Before the chapter ends, may I add a note about the book and the course? The book is more personal than usual, and I hope readers will approve. What I write is very close to what I would say, if you were in this room. The sentences are spoken before they are written.* Calculus is alive and moving forward—it needs to be taught that way.

One new part of the subject has come with the computer. It works with a finite step h, not an "infinitesimal" limit. What it can do, it does quickly—even if it cannot find exact slopes or areas. The result is an overwhelming growth in the range of problems that can be solved. We landed on the moon because ƒ and v were so accurate. (The moon's orbit has sines and cosines, the spacecraft starts with v = at and ƒ = ½at². Only the computer can account for the atmosphere and the sun's gravity and the changing mass of the spacecraft.) **Modern mathematics is a combination of exact formulas and approximate computations.** Neither part can be ignored, and I hope you will see numerically what we derive algebraically. The exercises are to help you master both parts.

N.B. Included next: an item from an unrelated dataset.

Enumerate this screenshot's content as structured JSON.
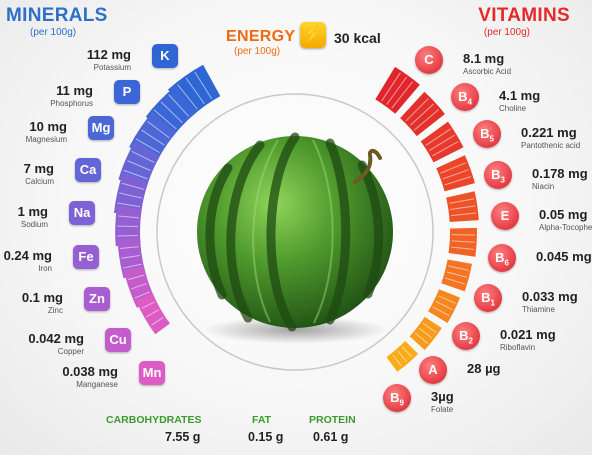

The course has made a quick start—not with an abstract discussion of sets or functions or limits, but with the concrete questions that led to those ideas. You have seen a distance function ƒ and a limit v of average velocities. We will meet more functions and more limits (and their definitions!) but it is crucial to study importantexamples early. There is a lot to do, but the course has definitely begun.